Posted on October 13, 2009 at 8:00 am

Meet two extraordinary women — Dee Roberts, based on a real-life single mother who took on corrupt and racist law enforcement officials in Texas and Nicole Beharie, the woman who plays her, who makes one of the most thrilling feature film debuts in years.

Dee is a single mother who lives in the projects. She works as a waitress and cares for her four daughters with the help of her mother (Alfre Woodard), a hairdresser. Her community is constantly being caught up in violent law enforcement sweeps that result in widespread arrests of people too poor, uninformed, and desperate to go to court. The county and state get federal funds based on conviction rates so they push hard, often without any real evidence. And the people who have been arrested, all black and all poor, have no resources to defend themselves and settle for plea bargains, not realizing that the admission of guilt will cut off their welfare payments and right to vote.
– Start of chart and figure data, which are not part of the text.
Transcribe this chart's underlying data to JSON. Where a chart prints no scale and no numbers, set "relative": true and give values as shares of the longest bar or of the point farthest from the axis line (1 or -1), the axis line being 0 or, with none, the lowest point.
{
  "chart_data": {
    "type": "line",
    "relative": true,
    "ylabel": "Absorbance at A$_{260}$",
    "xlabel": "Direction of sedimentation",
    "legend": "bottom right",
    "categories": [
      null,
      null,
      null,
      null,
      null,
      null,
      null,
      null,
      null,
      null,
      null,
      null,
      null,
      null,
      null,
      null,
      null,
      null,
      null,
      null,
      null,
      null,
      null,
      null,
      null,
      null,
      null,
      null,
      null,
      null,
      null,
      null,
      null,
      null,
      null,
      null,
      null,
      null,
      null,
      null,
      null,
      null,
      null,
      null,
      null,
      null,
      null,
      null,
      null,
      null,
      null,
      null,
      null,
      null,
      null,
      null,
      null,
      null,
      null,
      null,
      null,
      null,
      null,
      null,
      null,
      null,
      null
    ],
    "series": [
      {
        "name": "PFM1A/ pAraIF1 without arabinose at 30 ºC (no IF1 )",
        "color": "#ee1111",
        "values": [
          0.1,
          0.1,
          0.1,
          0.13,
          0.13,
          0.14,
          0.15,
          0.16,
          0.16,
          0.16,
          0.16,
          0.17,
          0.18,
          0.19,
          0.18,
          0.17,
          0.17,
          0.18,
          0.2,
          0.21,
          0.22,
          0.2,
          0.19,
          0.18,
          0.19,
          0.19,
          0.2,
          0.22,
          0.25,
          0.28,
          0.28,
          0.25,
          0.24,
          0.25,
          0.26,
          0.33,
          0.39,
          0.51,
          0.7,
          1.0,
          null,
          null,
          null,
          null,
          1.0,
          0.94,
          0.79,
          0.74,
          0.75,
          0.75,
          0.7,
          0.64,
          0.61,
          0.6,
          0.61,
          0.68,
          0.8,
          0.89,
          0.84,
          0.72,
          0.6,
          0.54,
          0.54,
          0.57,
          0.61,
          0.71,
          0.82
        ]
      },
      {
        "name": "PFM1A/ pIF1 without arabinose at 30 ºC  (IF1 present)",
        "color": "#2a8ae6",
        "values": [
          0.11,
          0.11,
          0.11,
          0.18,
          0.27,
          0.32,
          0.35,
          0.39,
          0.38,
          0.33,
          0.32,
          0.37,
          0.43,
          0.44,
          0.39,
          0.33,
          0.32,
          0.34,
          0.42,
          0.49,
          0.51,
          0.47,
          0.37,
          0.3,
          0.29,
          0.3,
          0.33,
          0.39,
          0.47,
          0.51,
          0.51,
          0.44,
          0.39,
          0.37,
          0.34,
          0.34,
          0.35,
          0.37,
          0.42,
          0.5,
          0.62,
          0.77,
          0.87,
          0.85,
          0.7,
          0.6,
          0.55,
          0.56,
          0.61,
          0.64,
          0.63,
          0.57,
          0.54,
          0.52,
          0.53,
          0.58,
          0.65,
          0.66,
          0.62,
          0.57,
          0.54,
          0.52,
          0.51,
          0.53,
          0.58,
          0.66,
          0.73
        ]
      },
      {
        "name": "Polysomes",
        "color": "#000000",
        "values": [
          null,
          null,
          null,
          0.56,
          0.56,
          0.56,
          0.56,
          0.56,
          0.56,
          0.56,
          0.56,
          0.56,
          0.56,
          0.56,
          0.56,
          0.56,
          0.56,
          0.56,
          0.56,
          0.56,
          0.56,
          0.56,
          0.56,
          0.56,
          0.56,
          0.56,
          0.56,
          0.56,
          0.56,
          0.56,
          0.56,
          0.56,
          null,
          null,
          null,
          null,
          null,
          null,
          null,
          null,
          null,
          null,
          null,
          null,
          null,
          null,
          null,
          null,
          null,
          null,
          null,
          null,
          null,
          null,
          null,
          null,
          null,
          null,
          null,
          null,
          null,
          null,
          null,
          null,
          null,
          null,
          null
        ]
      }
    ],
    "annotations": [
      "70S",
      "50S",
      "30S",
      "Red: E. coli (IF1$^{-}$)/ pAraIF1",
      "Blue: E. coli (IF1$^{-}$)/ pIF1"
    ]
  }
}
An ACLU lawyer (Tim Blake Nelson) arrives in town willing to challenge the district attorney (Michael O’Keefe), but he needs local counsel and he needs a plaintiff — someone who has been abused by the process to file the lawsuit. Only Dee has the courage and passion for justice to challenge the established power in her city.

Thankfully, the film avoids the too-frequent failure of making the white characters the heroes of a civil rights story. In this case, it is in part due to a skillful screenplay by Bill Haney and to Beharie’s star power in a performance of extraordinary sensitivity and fire. She has a mesmerizing ability to convey the mingled emotions of fear and resolve while maintaining sweetness and dignity. Her interactions with the four real-life sisters who play her young daughters feels completely authentic and as she thinks through her choices we feel we can see her weigh every option. The story is a classic American triumph of the oppressed through the court system but Dee is more than a client and a figurehead; she is an essential strategist, coming up with a crucial change of plans at the case’s turning point, and a constant source of inspiration. “After what they done to me, they made it my business,” she tells her mother.

It hits a little heavily on the implications of the 2000 election but wisely puts the story in context so that it is clear that the problem is systemic and not the result of one official or one town. Even more wisely, it keeps the focus on Dee, who as portrayed by Beharie is truly mesmerizing.